続いて、慶応義塾大学医学部 教授の宮田氏が「日本におけるPHRの課題と今後の展望」と題した基調講演を行った。「時代がデジタルへと変革する中で、米国ではスタートアップであるGAFAMが経済成長をけん引し、将来の雇用、所得、財政を支える新たな担い手となった。この新しいテックジャイアントを生んだことが米国の大きな成功であり、日本も世界で戦えるスタートアップを早急に創出しなければ、世界との差は開くばかり。そのためには、政府が一歩前に出て、スタートアップが迅速かつ大きく育つ環境を整備する必要がある」と、日本経済が抱えている課題を指摘する。「今まではテックジャイアントがデータを独占していたが、これからはデータアクセス権は個人にあり、それを社会全体でオープンに活用していく時代になるとみている。これに向けて日本では、経済産業省が軸となり、信頼性のある自由なデータ流通を実現する『DFFT(Data Free Flow with Trust)』戦略を世界に提唱している。また、インクルーシブでサステナブルなデータ社会実現に向けた実証の場として大阪・関西万博を提供し、万博におけるデータ利活用の統一的な制度・ルールを整備する」と、信頼あるデータ利活用の実現に向けた日本の動きを紹介した。

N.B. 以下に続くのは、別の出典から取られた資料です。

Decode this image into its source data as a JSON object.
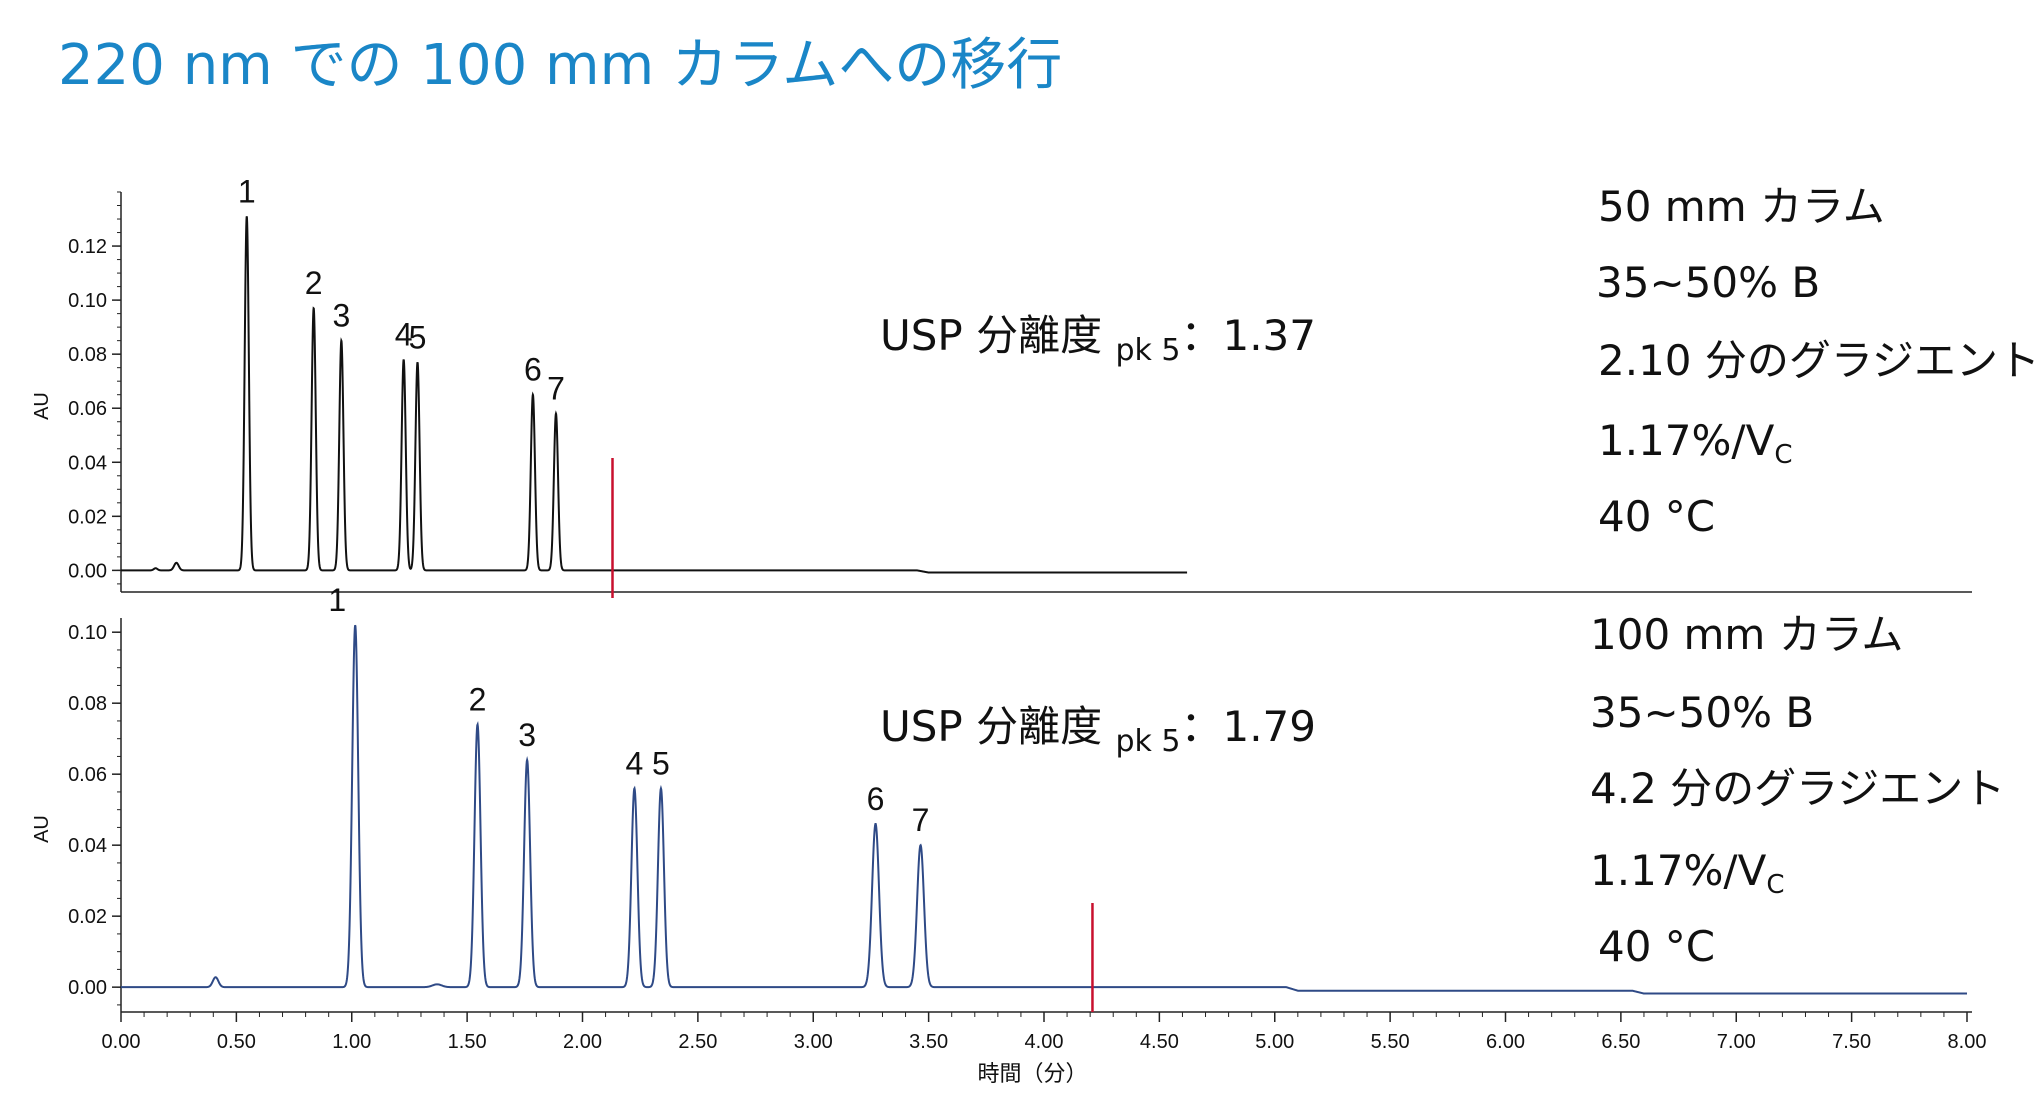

「医療の観点からは、従来は入院して治療を行い、退院した後は、患者とのつながりが切れてしまうケースも多かった。しかし、PHRを活用することで、退院後もスマートフォンなどで患者をサポートし続けることが可能になる。さらに、PHRの活用を広げれば、単に患者を支えるだけではなく、病気になる前から様々なヘルスケアデータを提供し、健康的な生活をサポートすることができる」と、PHRは健康寿命を延ばし、豊かな人生を支える重要な役割を担うことになると強調する。「これから迎えるSociety5.0は、社会、経済、文化、技術を多様な価値から再構築する第三のルネサンスであり、経済合理性やWell-beingだけでなく、Better Co-Beingを目指すことが大切になる。今までのように、社会の大きな歯車にはまって生きるのではなく、一人ひとりの人生が響きあいながら共に未来を創っていく社会になると考えている」と、Society5.0が描く未来の社会像についても言及していた。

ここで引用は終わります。